Matehuala.- Los productores de pan enfrentan serios problemas económicos, ya que debido a la pandemia sanitaria sus ingresos están por los suelos, por lo que esperan mejoren sus condiciones económicas con el paso de los días.
En entrevista con panaderos de la localidad, comentaron que cuando se anunció la presencia de la pandemia del coronavirus aquel 13 de marzo, exhortando a que la familia debería quedarse en casa para evitar un contagio, muchos clientes dejaron de comprar como lo hacían, sobre todo por las tardes, de llevar su pan para consumirlo con café en su hogar.
Aunque también ha pegado mucho la suspensión de clases, porque el bolillo tenía mucha demanda para el loche de los estudiantes, había días en que se agotaba rápidamente.
Incluso venían personas de ranchos, a comprar hasta cien bolillos o más para llevarlo a vender a las casas de esos lugares, para los lonches.

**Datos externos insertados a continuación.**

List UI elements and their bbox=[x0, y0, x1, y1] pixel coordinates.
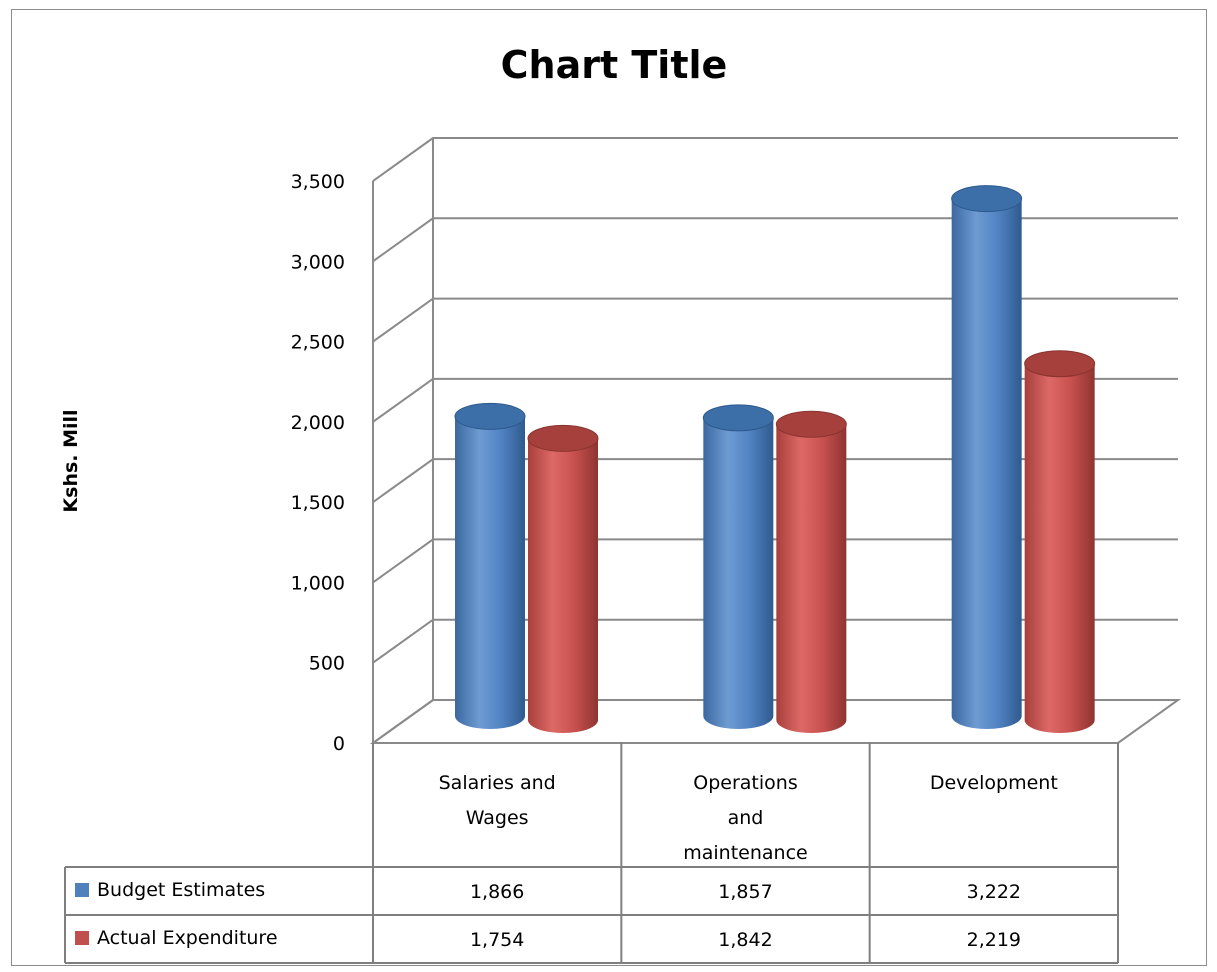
y-tick-label: 1,500 bbox=[291, 492, 345, 514]
category-label: and bbox=[728, 807, 764, 829]
y-tick-label: 2,500 bbox=[291, 332, 345, 354]
y-tick-label: 2,000 bbox=[291, 412, 345, 434]
gridline bbox=[372, 297, 1178, 343]
bars bbox=[454, 185, 1096, 733]
bar-budget-estimates-1 bbox=[702, 404, 774, 729]
y-tick-label: 3,500 bbox=[291, 171, 345, 193]
gridline bbox=[372, 217, 1178, 263]
bar-actual-expenditure-2 bbox=[1024, 350, 1096, 733]
gridline bbox=[372, 137, 1178, 182]
category-label: Development bbox=[930, 772, 1058, 794]
bar-actual-expenditure-0 bbox=[527, 424, 599, 733]
table-value: 1,866 bbox=[470, 881, 524, 903]
bar-budget-estimates-2 bbox=[951, 185, 1023, 729]
y-tick-label: 1,000 bbox=[291, 572, 345, 594]
data-table: Salaries and Wages Operations and maintenanc… bbox=[64, 743, 1119, 964]
category-label: Salaries and bbox=[439, 772, 556, 794]
legend-key bbox=[75, 931, 89, 945]
table-value: 1,754 bbox=[470, 929, 524, 951]
chart-title: Chart Title bbox=[501, 43, 728, 87]
category-label: Wages bbox=[466, 807, 529, 829]
legend-label: Actual Expenditure bbox=[97, 927, 278, 949]
table-value: 1,842 bbox=[718, 929, 772, 951]
y-tick-label: 3,000 bbox=[291, 251, 345, 273]
y-tick-label: 0 bbox=[333, 733, 345, 755]
chart-walls bbox=[369, 137, 1182, 744]
legend-key bbox=[75, 883, 89, 897]
category-label: Operations bbox=[693, 772, 797, 794]
legend-label: Budget Estimates bbox=[97, 879, 265, 901]
y-axis-label: Kshs. Mill bbox=[60, 409, 82, 512]
table-value: 3,222 bbox=[967, 881, 1021, 903]
y-tick-labels: 0 500 1,000 1,500 2,000 2,500 3,000 3,500 bbox=[291, 171, 345, 755]
bar-actual-expenditure-1 bbox=[775, 410, 847, 733]
category-label: maintenance bbox=[683, 842, 807, 864]
y-tick-label: 500 bbox=[309, 653, 345, 675]
bar-budget-estimates-0 bbox=[454, 402, 526, 729]
table-value: 1,857 bbox=[718, 881, 772, 903]
table-value: 2,219 bbox=[967, 929, 1021, 951]
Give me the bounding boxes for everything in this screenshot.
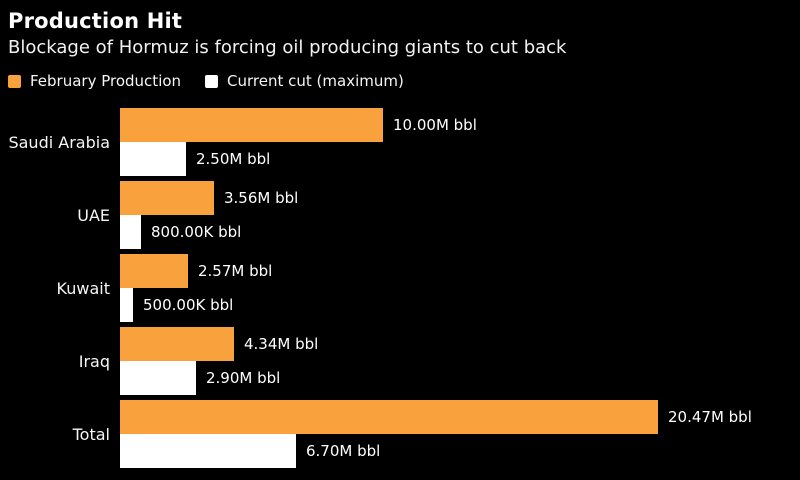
value-label: 20.47M bbl xyxy=(668,408,752,426)
chart-title: Production Hit xyxy=(8,9,183,33)
legend-item-february-production: February Production xyxy=(8,72,181,90)
chart-row: Saudi Arabia 10.00M bbl 2.50M bbl xyxy=(0,108,800,176)
bar-february-production xyxy=(120,400,658,434)
chart-row: Total 20.47M bbl 6.70M bbl xyxy=(0,400,800,468)
value-label: 2.57M bbl xyxy=(198,262,273,280)
legend-swatch-white-icon xyxy=(205,74,219,88)
bar-current-cut xyxy=(120,215,141,249)
bar-line-current-cut: 500.00K bbl xyxy=(120,288,800,322)
bar-line-february-production: 2.57M bbl xyxy=(120,254,800,288)
chart-row: UAE 3.56M bbl 800.00K bbl xyxy=(0,181,800,249)
value-label: 3.56M bbl xyxy=(224,189,299,207)
value-label: 800.00K bbl xyxy=(151,223,242,241)
bar-current-cut xyxy=(120,361,196,395)
value-label: 4.34M bbl xyxy=(244,335,319,353)
value-label: 10.00M bbl xyxy=(393,116,477,134)
bar-current-cut xyxy=(120,434,296,468)
value-label: 500.00K bbl xyxy=(143,296,234,314)
bar-current-cut xyxy=(120,142,186,176)
legend-item-current-cut: Current cut (maximum) xyxy=(205,72,404,90)
bar-february-production xyxy=(120,108,383,142)
value-label: 6.70M bbl xyxy=(306,442,381,460)
bar-line-current-cut: 2.90M bbl xyxy=(120,361,800,395)
chart-legend: February Production Current cut (maximum… xyxy=(8,72,404,90)
chart-row: Kuwait 2.57M bbl 500.00K bbl xyxy=(0,254,800,322)
bar-february-production xyxy=(120,181,214,215)
category-label: Total xyxy=(72,424,110,444)
bar-line-february-production: 20.47M bbl xyxy=(120,400,800,434)
legend-label: Current cut (maximum) xyxy=(227,72,404,90)
bar-chart: Saudi Arabia 10.00M bbl 2.50M bbl UAE 3.56M … xyxy=(0,108,800,473)
chart-row: Iraq 4.34M bbl 2.90M bbl xyxy=(0,327,800,395)
category-label: Saudi Arabia xyxy=(8,132,110,152)
bar-february-production xyxy=(120,254,188,288)
category-label: UAE xyxy=(77,205,110,225)
bar-line-february-production: 4.34M bbl xyxy=(120,327,800,361)
category-label: Kuwait xyxy=(56,278,110,298)
bar-current-cut xyxy=(120,288,133,322)
bar-february-production xyxy=(120,327,234,361)
bar-line-february-production: 3.56M bbl xyxy=(120,181,800,215)
category-label: Iraq xyxy=(78,351,110,371)
value-label: 2.50M bbl xyxy=(196,150,271,168)
bar-line-current-cut: 2.50M bbl xyxy=(120,142,800,176)
legend-swatch-orange-icon xyxy=(8,74,21,88)
bar-line-february-production: 10.00M bbl xyxy=(120,108,800,142)
legend-label: February Production xyxy=(30,72,182,90)
bar-line-current-cut: 6.70M bbl xyxy=(120,434,800,468)
value-label: 2.90M bbl xyxy=(206,369,281,387)
bar-line-current-cut: 800.00K bbl xyxy=(120,215,800,249)
chart-subtitle: Blockage of Hormuz is forcing oil produc… xyxy=(8,37,567,58)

Era una forma de obtener recursos, aunque menores, pero el negocio se cayó, ya después no vinieron porque no hay clases, dice don José.
Por separado otro tahonero señalo que desde el pasado mes de marzo sus ventas han sido escasas y solamente se activó por tres días en Semana Santa, por la venta del pan blanco para la tradicional “capirotada”.
Después las ventas han estado bajas, lo que obligó a reducir la producción, además de que los insumos han aumentado de precio.